Have Humans Grown Stupider? Stanford Geneticist Thinks So.

News & Politics

A Stanford geneticist has published a provocative new take on evolutionary change: humans are actually getting dumber, at least when compared to ancient predecessors.

The geneticist, Gerald Crabtree, has published two journal articles on this hypothesis. According to the publication PopSci, Crabtree argues that “human intelligence may have actually peaked before our ancient predecessors ever left Africa...Genetic mutations during the past several millennia are causing a decline in overall human intellectual and emotional fitness...Evolutionary pressure no longer favors intellect, so the problem is getting exponentially worse.” Crabtree argues that this process, like other evolutionary processes, take a long time to emerge.

Crabtree’s central thesis to back his claim up is, according to PopSci, that “each generation produces deleterious mutations, so down the line of human history, our intelligence is ever more impaired compared to that of our predecessors.”

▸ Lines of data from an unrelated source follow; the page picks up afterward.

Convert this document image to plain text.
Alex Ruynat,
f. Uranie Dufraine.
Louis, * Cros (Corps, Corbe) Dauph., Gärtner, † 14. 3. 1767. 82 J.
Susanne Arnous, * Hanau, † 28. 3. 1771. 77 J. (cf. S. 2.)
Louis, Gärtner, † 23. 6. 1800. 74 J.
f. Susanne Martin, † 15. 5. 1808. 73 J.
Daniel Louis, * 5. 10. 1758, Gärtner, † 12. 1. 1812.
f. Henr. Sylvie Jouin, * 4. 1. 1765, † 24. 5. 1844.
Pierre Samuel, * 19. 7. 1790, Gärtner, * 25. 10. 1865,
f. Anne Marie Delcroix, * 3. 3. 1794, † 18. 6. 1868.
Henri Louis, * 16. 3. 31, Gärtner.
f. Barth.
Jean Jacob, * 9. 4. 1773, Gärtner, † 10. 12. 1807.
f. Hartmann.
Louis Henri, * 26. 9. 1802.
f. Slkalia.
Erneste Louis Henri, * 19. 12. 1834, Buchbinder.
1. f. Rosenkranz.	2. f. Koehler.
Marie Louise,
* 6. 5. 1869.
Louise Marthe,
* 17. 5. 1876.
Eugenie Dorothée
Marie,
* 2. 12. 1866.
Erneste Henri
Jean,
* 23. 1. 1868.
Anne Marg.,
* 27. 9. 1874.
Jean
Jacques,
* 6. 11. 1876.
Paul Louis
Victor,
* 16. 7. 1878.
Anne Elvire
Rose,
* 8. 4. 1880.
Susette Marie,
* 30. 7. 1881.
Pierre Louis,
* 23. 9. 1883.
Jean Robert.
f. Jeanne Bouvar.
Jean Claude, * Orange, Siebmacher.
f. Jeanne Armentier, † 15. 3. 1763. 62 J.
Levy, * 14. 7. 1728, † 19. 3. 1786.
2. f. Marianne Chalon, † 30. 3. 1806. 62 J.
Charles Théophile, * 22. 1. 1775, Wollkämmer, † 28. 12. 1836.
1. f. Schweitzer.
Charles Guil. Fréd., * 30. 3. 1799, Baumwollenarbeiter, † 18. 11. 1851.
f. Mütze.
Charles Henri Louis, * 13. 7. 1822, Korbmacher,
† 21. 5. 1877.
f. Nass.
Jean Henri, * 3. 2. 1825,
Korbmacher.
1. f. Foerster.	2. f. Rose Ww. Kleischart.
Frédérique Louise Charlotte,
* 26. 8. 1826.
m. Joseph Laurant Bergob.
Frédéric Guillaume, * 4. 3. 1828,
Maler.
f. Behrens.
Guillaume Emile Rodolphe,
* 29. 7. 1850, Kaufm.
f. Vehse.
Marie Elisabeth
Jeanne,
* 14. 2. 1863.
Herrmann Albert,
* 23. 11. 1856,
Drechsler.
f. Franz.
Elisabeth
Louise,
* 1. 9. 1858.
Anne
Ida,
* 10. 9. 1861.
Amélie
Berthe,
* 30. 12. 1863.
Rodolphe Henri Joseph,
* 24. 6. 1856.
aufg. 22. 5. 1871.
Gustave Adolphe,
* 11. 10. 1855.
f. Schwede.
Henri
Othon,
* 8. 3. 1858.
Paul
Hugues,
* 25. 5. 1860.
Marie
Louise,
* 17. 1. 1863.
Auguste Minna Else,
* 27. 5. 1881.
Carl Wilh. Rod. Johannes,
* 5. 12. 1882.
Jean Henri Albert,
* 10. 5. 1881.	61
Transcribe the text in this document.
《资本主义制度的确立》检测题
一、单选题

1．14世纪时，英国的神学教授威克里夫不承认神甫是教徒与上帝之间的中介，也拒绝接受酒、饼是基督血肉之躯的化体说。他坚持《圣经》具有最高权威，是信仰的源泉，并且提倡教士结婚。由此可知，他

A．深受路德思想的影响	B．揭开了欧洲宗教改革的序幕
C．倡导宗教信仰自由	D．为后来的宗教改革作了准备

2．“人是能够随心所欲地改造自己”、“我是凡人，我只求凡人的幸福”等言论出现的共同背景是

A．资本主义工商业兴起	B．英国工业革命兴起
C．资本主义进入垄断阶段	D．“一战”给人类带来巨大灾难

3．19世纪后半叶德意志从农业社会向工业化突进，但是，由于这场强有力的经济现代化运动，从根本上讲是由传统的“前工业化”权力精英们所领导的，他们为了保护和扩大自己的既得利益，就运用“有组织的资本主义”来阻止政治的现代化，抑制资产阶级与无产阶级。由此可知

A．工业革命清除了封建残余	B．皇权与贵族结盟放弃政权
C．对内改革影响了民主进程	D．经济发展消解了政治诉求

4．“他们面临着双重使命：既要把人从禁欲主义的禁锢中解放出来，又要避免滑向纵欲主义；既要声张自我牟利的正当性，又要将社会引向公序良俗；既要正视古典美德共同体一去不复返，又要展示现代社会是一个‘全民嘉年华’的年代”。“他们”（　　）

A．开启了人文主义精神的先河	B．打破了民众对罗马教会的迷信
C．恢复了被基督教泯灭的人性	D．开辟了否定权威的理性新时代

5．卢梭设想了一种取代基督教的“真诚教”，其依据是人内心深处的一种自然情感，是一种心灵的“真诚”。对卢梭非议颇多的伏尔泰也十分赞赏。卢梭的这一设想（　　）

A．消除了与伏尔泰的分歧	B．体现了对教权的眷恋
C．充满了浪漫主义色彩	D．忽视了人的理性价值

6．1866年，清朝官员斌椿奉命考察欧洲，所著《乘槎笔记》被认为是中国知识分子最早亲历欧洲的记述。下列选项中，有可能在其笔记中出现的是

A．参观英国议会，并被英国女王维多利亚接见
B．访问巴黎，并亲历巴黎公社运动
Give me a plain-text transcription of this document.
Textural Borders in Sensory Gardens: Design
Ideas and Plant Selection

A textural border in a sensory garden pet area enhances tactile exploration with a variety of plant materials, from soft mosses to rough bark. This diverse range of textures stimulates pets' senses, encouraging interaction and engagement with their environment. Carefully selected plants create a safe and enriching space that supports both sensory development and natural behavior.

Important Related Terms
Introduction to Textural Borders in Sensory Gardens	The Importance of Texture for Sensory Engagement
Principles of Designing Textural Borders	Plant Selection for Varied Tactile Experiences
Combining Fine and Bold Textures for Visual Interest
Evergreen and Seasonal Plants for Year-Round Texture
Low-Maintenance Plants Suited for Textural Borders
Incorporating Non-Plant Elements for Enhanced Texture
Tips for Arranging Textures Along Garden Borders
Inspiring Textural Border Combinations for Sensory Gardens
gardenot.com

He argues that you can see evidence of this process in humans sense of smell. Now, humans are largely guided by intellect when it comes to what we eat, for example. Humans have “far fewer olfactory receptors than other animals,” according to Crabtree. Dogs, on the other hand, have more olfactory receptors (the neurons responsible for smelling things).

“Once you place pressure on intellectual abilities, and take it off of olfactory abilities, the olfactory genes deteriorate,” PopSci quotes Crabtree as saying.

But other geneticists have raised questions about Crabtree’s work. In an interview with The Independent, geneticist Steve Jones said that Crabtree’s paper was like “arts faculty science...Never mind the hypothesis, give me the data, and there aren’t any. I could just as well argue that mutations have reduced our aggression, our depression and our penis length, but no journal would publish that. Why do they publish this?”